Please see this link, no mention of tearing down the victorian building!

www.rbkc.gov.uk/pressrelease/pressreleasepage.aspx?id=4599

ToffeePenny Wed 13-May-15 21:43:13

Nothing to do with efficiency - they're planning to build shops and offices there and stick the school above these and put their playground on the roof. Not sure I'd be happy with the fire risk for my DS. This is the 'townscape' drawing that was lodged with the application.

cozietoesie Wed 13-May-15 21:44:38

It sounds much like an extended PFI Pitch and Ditch.
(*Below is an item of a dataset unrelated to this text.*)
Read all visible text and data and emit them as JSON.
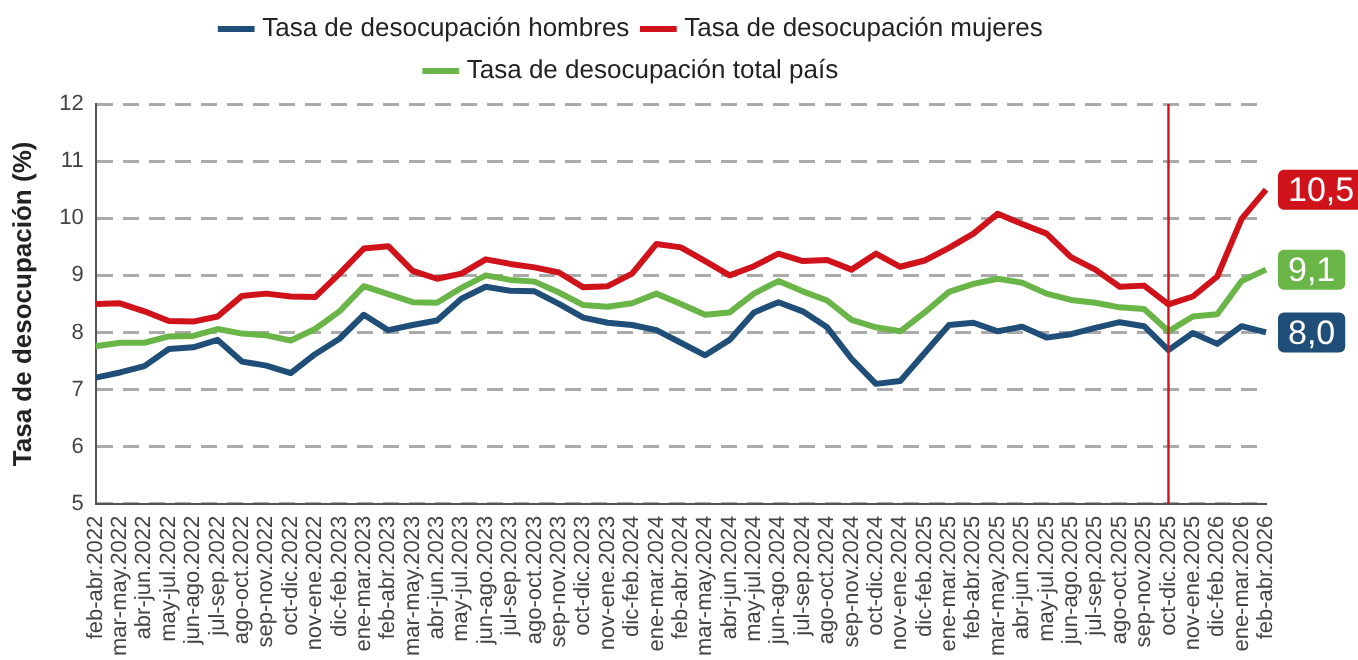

MsAdorabelleDearheartVonLipwig Wed 13-May-15 22:23:22

Our primary school is Victorian. The year 1&2 classroom is the original Victorian nursery room. It isn't big enough to take all the children so some have to sit in part of the corridor to have their lessons. The same group has been out there for the entire year. They do some stuff with the rest of their class and some stuff with the foundation class whose corridor it is. It's not ideal but we're completely restricted by the classroom size of the Victorian school.